When deficits occur the US treasury realizes that the Congress has committed it to spend more than it will collect in tax revenues. The treasury borrows the difference by selling US bonds to American citizens, foreign governments and other investors. The US government pays interest on those bonds, competing with other borrowers for limited funds. This drives up interest rates in the US economy, which eventually causes recessions and unemployment.

Printing money (now called “quantitative easing”) occurs when the Federal Reserve System buys back from lenders US bonds or corporate tarp money debt by simply increasing the checking account balances of the lenders. By making these bookkeeping entries, the Federal Reserve System isn’t running the printing presses, but the effect is exactly the same; the government “prints” money to pay back its debts. This is the classic definition of inflation.

According to an article in the May 26, 2009 Financial Times by Stanford Economist John Taylor, under President Obama the federal debt is exploding. If it stays at the levels projected, the outcome will be devastating for our economy, threatening our republic. Click HERE to see Taylor’s article.

To quote Taylor: “The deficit in 2019 is expected by the CBO to be $1,200bn (€859bn, £754bn). Income tax revenues are expected to be about $2,000bn that year, so a permanent 60 per cent across-the-board tax increase would be required to balance the budget. Clearly this will not and should not happen. So how else can debt service payments be brought down as a share of GDP?
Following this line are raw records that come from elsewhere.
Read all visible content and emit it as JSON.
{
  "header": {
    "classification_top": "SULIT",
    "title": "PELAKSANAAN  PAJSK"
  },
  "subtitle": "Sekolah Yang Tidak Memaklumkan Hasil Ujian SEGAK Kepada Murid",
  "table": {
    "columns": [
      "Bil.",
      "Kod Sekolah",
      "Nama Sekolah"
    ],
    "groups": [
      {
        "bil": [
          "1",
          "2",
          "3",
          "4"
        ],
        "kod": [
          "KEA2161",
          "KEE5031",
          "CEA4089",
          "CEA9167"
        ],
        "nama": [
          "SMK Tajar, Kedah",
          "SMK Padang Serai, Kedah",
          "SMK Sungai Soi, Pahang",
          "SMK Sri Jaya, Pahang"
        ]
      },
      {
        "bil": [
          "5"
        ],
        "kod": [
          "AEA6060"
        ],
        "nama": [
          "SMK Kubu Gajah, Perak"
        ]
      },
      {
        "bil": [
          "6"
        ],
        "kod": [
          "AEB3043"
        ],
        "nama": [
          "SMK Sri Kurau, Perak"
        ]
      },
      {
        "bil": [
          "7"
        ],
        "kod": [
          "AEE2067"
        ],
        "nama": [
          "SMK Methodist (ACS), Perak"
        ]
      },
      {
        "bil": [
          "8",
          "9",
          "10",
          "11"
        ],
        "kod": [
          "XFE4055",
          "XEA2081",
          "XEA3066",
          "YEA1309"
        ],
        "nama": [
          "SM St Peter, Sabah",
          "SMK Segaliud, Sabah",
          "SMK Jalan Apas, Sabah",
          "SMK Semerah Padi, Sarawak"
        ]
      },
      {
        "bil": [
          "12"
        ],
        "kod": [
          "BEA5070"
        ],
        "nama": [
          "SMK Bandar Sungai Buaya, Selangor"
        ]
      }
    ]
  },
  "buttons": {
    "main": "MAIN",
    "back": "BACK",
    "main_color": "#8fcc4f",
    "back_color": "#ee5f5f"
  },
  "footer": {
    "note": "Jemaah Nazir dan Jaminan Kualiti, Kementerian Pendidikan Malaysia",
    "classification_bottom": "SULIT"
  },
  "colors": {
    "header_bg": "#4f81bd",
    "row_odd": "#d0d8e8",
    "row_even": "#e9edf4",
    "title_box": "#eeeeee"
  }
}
Inflation will do it. But how much? To bring the debt-to-GDP ratio down to the same level as at the end of 2008 would take a doubling of prices. That 100 per cent increase would make nominal GDP twice as high and thus cut the debt-to-GDP ratio in half, back to 41 from 82 per cent. A 100 per cent increase in the price level means about 10 per cent inflation for 10 years. But it would not be that smooth – probably more like the great inflation of the late 1960s and 1970s with boom followed by bust and recession every three or four years, and a successively higher inflation rate after each recession.”

Wonderful; if we don’t drastically reduce the spending plans of the federal government, we’ll have the choice of a 60% tax increase or a doubling of prices. Is this the America in which you want to live?

Government spending needs to be curtailed at once before it is too late. We have become a nation of over-schooled, un-educated fools who believe that government has the answer to all of the world’s problems. We have elected people to serve us in Washington who are, simply, separated from reality.

The average person knows in his heart that no person (or government) can spend more than it produces for very long without serious consequences. Nothing can be consumed unless someone produces it. The old saying is true; there is no free lunch! It is time for citizen legislators, not professional politicians, to run the country again. We need term limits. We need balanced federal budgets. We need to stop this madness of nationalizing banks, insurance companies, and automobile companies and return to the private enterprise that made us the most prosperous country on earth. We are on a very dangerous path that, if followed much further, will lead to our fiscal and political ruin.